My name is Kris Gruen. I’m a singer/songwriter living in the sacred green mountains of Vermont. My father is the renowned rock photographer, Bob Gruen, who lives in the same part of New York City I came home to from New York Hospital when I was born in 1974.

photo by Bob Gruen

photo by Bob Gruen

I started frequenting NYC nightclubs when I was a toddler in 1976/77. My father was still in the beginning of his career. Spending weekends with him meant racing from gig to gig all afternoon and evening, dressed to kill in unreleased plastic and denim fashions from around the world. Going out in those scenes was hard work as a kid. Each night was a little different, but all-in-all, my dad would eventually lead us through a viable cross-section of the hot, throbbing, claustrophobic canals of punk rock and pop iconoclast culture. Back then it would still be the road less traveled by, so for a three-year-old, the rooms were the dens of nightmare; often smashed and unhygienic, wild-dark alternately punched out by siren bright strobes, gapping faces appearing out of nowhere in throngs, all washing out into the sick yellow subway tunnels and streets of the East Village, the Bowery and stadium parking lots at 3 am.

Rock and roll childhood was a black balloon with a white skull and cross bones. Babysitters were pirate runaways, dangerously sexy, looking to regain some of the sophistication of their childhood innocence by caring for a child, if they could keep from nodding off before their shift ended.

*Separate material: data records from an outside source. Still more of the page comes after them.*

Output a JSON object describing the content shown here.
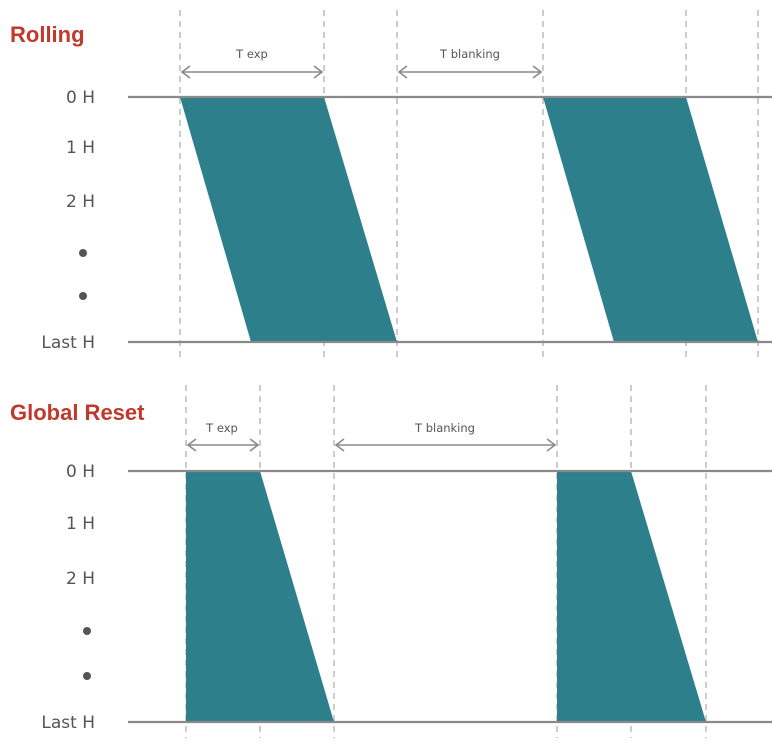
{
  "rolling": {
    "title": "Rolling",
    "rows": [
      "0 H",
      "1 H",
      "2 H",
      "Last H"
    ],
    "t_exp_label": "T exp",
    "t_blanking_label": "T blanking"
  },
  "global_reset": {
    "title": "Global Reset",
    "rows": [
      "0 H",
      "1 H",
      "2 H",
      "Last H"
    ],
    "t_exp_label": "T exp",
    "t_blanking_label": "T blanking"
  },
  "colors": {
    "band": "#2e7f8c",
    "title": "#c0392b",
    "line": "#8a8a8a"
  }
}
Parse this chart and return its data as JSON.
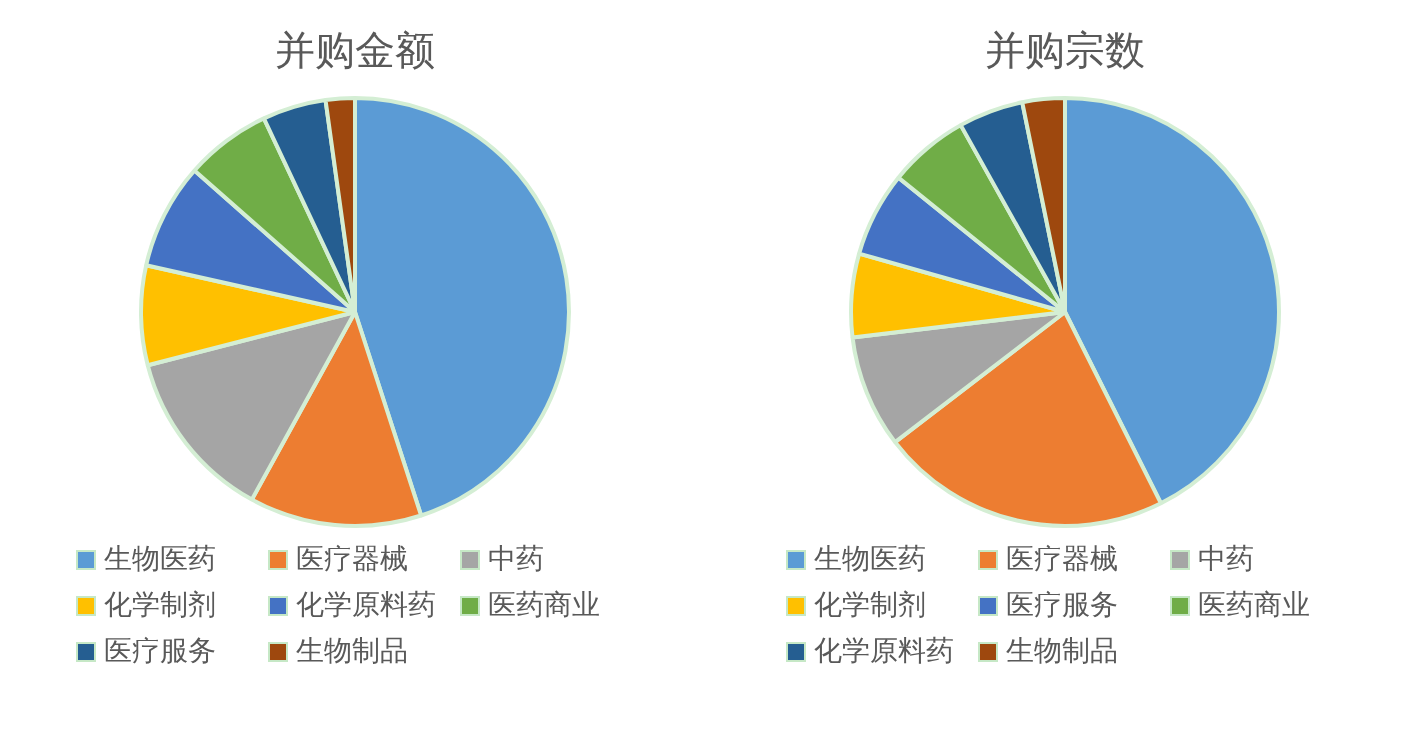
{
  "chart_data": [
    {
      "type": "pie",
      "title": "并购金额",
      "categories": [
        "生物医药",
        "医疗器械",
        "中药",
        "化学制剂",
        "化学原料药",
        "医药商业",
        "医疗服务",
        "生物制品"
      ],
      "values": [
        45,
        13,
        13,
        7.5,
        8,
        6.5,
        4.8,
        2.2
      ],
      "colors": [
        "#5b9bd5",
        "#ed7d31",
        "#a5a5a5",
        "#ffc000",
        "#4472c4",
        "#70ad47",
        "#255e91",
        "#9e480e"
      ],
      "legend": "bottom"
    },
    {
      "type": "pie",
      "title": "并购宗数",
      "categories": [
        "生物医药",
        "医疗器械",
        "中药",
        "化学制剂",
        "医疗服务",
        "医药商业",
        "化学原料药",
        "生物制品"
      ],
      "values": [
        42.6,
        22,
        8.5,
        6.3,
        6.4,
        6.1,
        4.9,
        3.2
      ],
      "colors": [
        "#5b9bd5",
        "#ed7d31",
        "#a5a5a5",
        "#ffc000",
        "#4472c4",
        "#70ad47",
        "#255e91",
        "#9e480e"
      ],
      "legend": "bottom"
    }
  ]
}
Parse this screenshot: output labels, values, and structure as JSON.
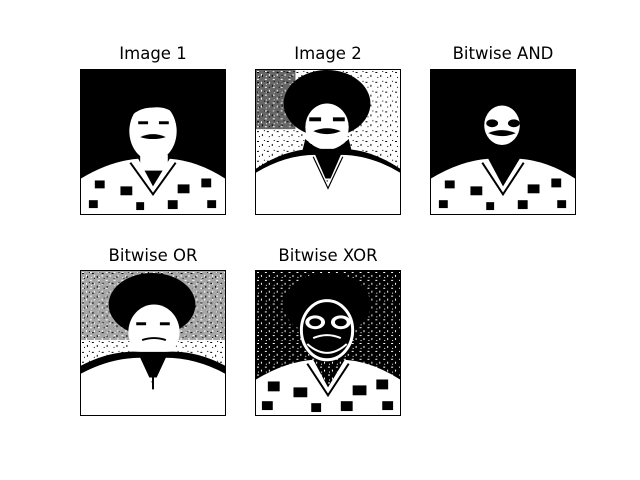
{
  "panels": [
    {
      "title": "Image 1"
    },
    {
      "title": "Image 2"
    },
    {
      "title": "Bitwise AND"
    },
    {
      "title": "Bitwise OR"
    },
    {
      "title": "Bitwise XOR"
    }
  ]
}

I had to trust my dad and keep up. He was always bright, even when he was sick, or distracted, and I always felt safe enough to get by. All that in balance with the explosive symphony of new rock and roll – the legions crying for more humanity over the lung-crushing bombast of drums and guitars maxing their channels. My father’s camera was a supple organ in his hands, his lens – malleable, like an eardrum – could capture the smell and grit in the air off the stages he shot. Whatever was alive in his frame the moment he snapped the shutter would become immortal, not because photography immortalizes as a rule, but because some photographers can find the essence of life force in their subjects. Like band members pushing a song toward the ecstatic by anticipating one another’s attack, my dad played along, anticipating the movements of the music, of the room with his camera – for all intents and purpose, his camera was an intricate and complex percussion instrument clicking and cranking out a visual story in its metal cage.

Like a football player looking to retire his bruised, aching frame, I was happy to let my rock and roll childhood slip away as I neared my teens. My mom took us to the country. I went to high school in Woodstock and fell in love with nature. The city and the energy of the music I was exposed to in the late seventies, early eighties, became memory. It wasn’t easy to explain the good and bad of it to my friends, so it remained an internal influence until I went to Goddard College in Vermont. It was at Goddard that I resurrected the specters of my rock youth with a photograph my father sent me in the mail, Chuck Berry, licking the neck of his guitar. It was signed to me, something my dad had been holding onto for years, and when I hung it on the wall, my ears filled with enormous swollen echoes of Max’s Kansas City and CBGB’s – the haunted, residual notes of a Stones sound check at the Garden, or Giants Stadium. The internal influence now started a decade long transition to wellspring, and the music I’d been fed – both as an audience member, but also through my dad’s images strung along the walls of every home I’ve known throughout my life – became an undeniable resource for my own creativity. I chose my own path, diving deep into world music and electronica. But though I loved the music, there was little in those genres in the way of personality. Everyone of my father’s subjects have had something to say, and so I gravitated toward the artist who had a way with writing, style, speaking to the room and performing like they meant it.

I’ve developed my own songwriting practice now, performing regularly, and am on a small label in NYC (Mother West). I live in the hills, but work in the cities. I move through the same legendary spaces I did as a child, but now in the shoes of the subjects my father and I would press the clock to catch, to hear, to see, to learn from. My father’s pictures have given me a family connection to personalities that discovered modes of self-expression for millions. The demystification is a profound gift. We all resonate with the desire to communicate what moves us, and by moving us, bring us closer together. I’ve had the experience of seeing and hearing it all my life.